Comparaisons du répertoire

Dans le contexte de la querelle du Cid, l'auteur de ce texte évalue les productions contemporaines :

On trouve fort étrange que Monsieur Corneille, qui est sage, et doit être sans présomption et vaine gloire, voulût prétendre un degré de prééminence au dessus de Monsieur de Scudéry, qui a fait une infinité des plus beaux poèmes qui se jouent à présent sur le théâtre ; et n’y a personne qui ne dise que c’est lui faire tort de blâmer ce qu’il nous donne et qu’il laisse à la mémoire, qui est (n’en déplaise au Cid) aussi bon, ou meilleur que lui, soit en gros ou en détail, de loin ou de près, encore qu’il ait plu à celui qui a fait réponse pour la voix publique, sans en avoir eu charge ni procuration, de rendre une injustice à L’Amant libéral, qui appelle de son jugement inique. C’est une des plus belles et riches pièces que nous ayons, et dont l’invention est inestimable. Ce joli personnage sans commission ne l’a pas bien considérée, ou il n’a pas l’esprit assez fort, et le jugement assez solide, pour remarquer sa valeur, que les plus grossiers et les moins entendus à ce divin métier reconnaissent ; il me semble qu’il ne fera jamais de honte au Cid, de marcher pair à pair avec lui, non pas même quand il prendrait la droite.

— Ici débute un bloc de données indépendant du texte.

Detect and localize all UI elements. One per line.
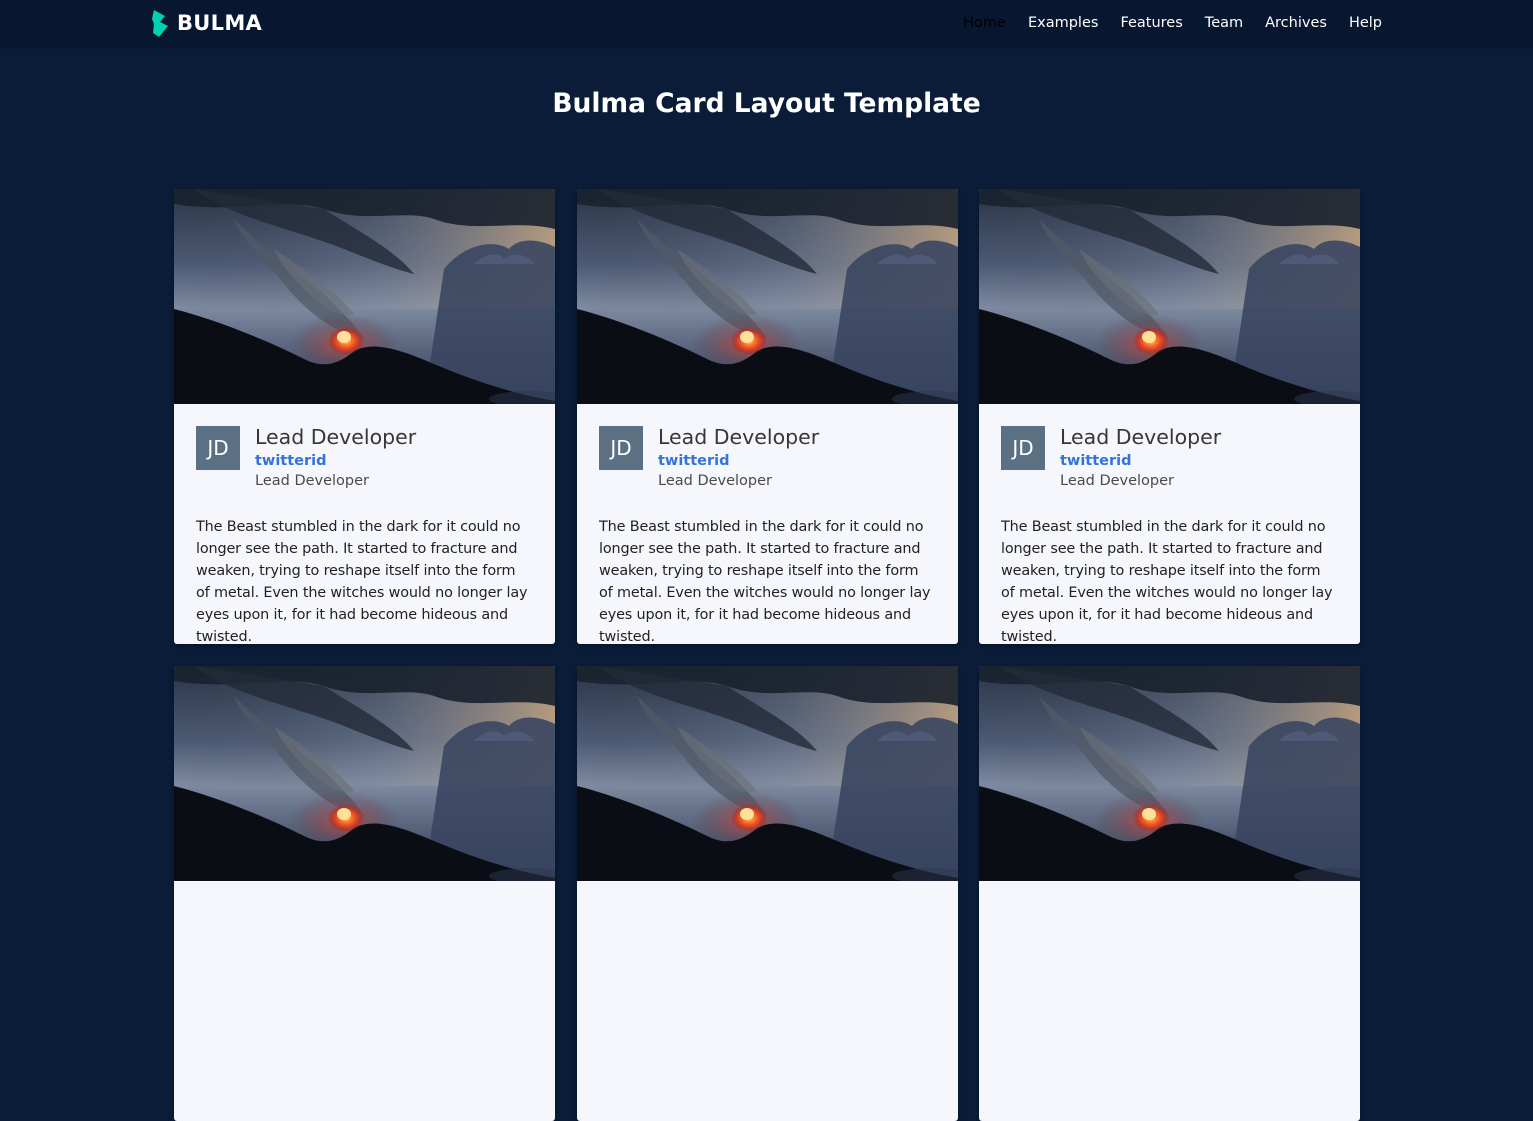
card-image [174, 189, 555, 404]
bulma-logo-icon [152, 9, 168, 37]
card-description: The Beast stumbled in the dark for it co… [1001, 519, 1333, 644]
avatar: JD [1001, 426, 1045, 470]
card-description: The Beast stumbled in the dark for it co… [196, 519, 528, 644]
card-image [577, 666, 958, 881]
profile-card [174, 666, 555, 1121]
nav-item-examples[interactable]: Examples [1017, 0, 1109, 46]
page-title: Bulma Card Layout Template [552, 88, 981, 119]
twitter-handle-link[interactable]: twitterid [255, 451, 416, 471]
card-image [174, 666, 555, 881]
avatar: JD [196, 426, 240, 470]
nav-menu: Home Examples Features Team Archives Hel… [952, 0, 1382, 46]
card-media: JD Lead Developer twitterid Lead Develop… [599, 423, 936, 516]
profile-card: JD Lead Developer twitterid Lead Develop… [979, 189, 1360, 644]
nav-item-features[interactable]: Features [1109, 0, 1193, 46]
card-role: Lead Developer [255, 473, 370, 489]
card-image [979, 666, 1360, 881]
card-role: Lead Developer [1060, 473, 1175, 489]
card-media: JD Lead Developer twitterid Lead Develop… [1001, 423, 1338, 516]
card-role: Lead Developer [658, 473, 773, 489]
nav-item-team[interactable]: Team [1194, 0, 1254, 46]
twitter-handle-link[interactable]: twitterid [658, 451, 819, 471]
profile-card: JD Lead Developer twitterid Lead Develop… [577, 189, 958, 644]
nav-item-help[interactable]: Help [1338, 0, 1382, 46]
media-content: Lead Developer twitterid Lead Developer [1060, 423, 1221, 491]
card-content: JD Lead Developer twitterid Lead Develop… [979, 404, 1360, 644]
navbar: BULMA Home Examples Features Team Archiv… [0, 0, 1533, 46]
brand[interactable]: BULMA [151, 9, 262, 37]
twitter-handle-link[interactable]: twitterid [1060, 451, 1221, 471]
media-content: Lead Developer twitterid Lead Developer [658, 423, 819, 491]
nav-item-home[interactable]: Home [952, 0, 1017, 46]
card-content: JD Lead Developer twitterid Lead Develop… [174, 404, 555, 644]
card-image [577, 189, 958, 404]
avatar: JD [599, 426, 643, 470]
card-name: Lead Developer [1060, 425, 1222, 449]
brand-name: BULMA [177, 11, 263, 35]
card-name: Lead Developer [255, 425, 417, 449]
card-media: JD Lead Developer twitterid Lead Develop… [196, 423, 533, 516]
profile-card [979, 666, 1360, 1121]
profile-card: JD Lead Developer twitterid Lead Develop… [174, 189, 555, 644]
card-name: Lead Developer [658, 425, 820, 449]
profile-card [577, 666, 958, 1121]
card-content: JD Lead Developer twitterid Lead Develop… [577, 404, 958, 644]
card-description: The Beast stumbled in the dark for it co… [599, 519, 931, 644]
media-content: Lead Developer twitterid Lead Developer [255, 423, 416, 491]
nav-item-archives[interactable]: Archives [1254, 0, 1338, 46]
card-image [979, 189, 1360, 404]
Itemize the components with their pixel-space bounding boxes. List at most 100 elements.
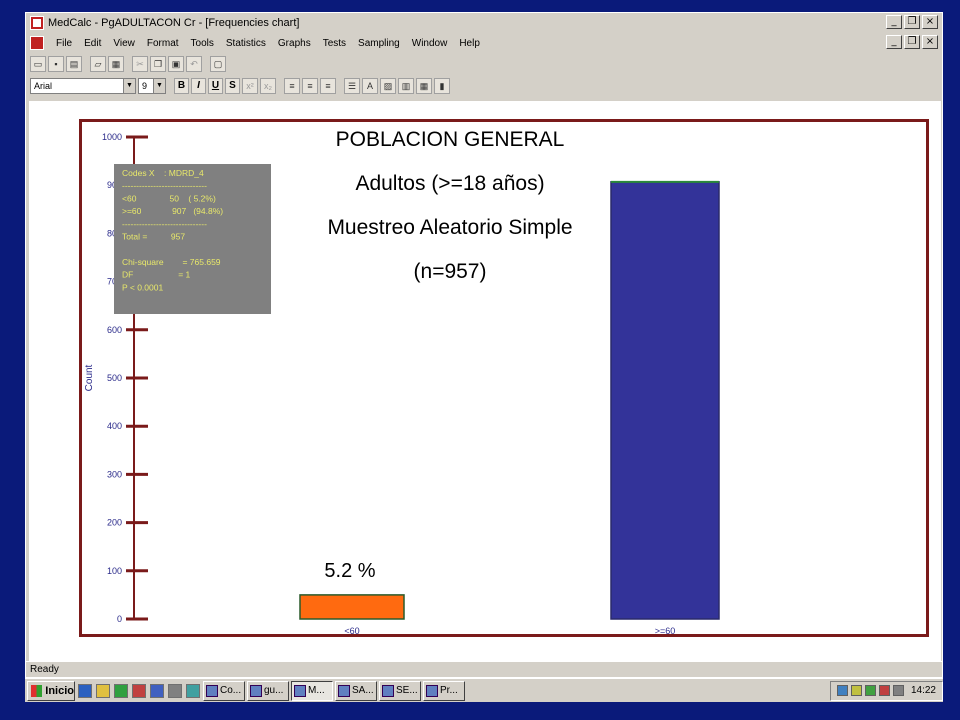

Je ne nie pas néanmoins la beauté du Cid, non plus que le mérite de son auteur ; il n’y a point de créatures qui, selon son tempérament, n’aime des sujets convenables à ses humeurs, et tel trouvera L’Amant libéral à son goût, qui ne donnera pas après sa voix au Cid, et ainsi du contraire […]. Bien qu’il y ait quantité de gens dénaturés et sans jugement, qui ont aversion pour les beautés, et qui trouvent mauvais que Bellerose sur son théâtre donne nom à L’Amant libéral, le chef d’œuvre de Monsieur de Scudéry, ce beau poème ne perd rien de son éclat pour cela.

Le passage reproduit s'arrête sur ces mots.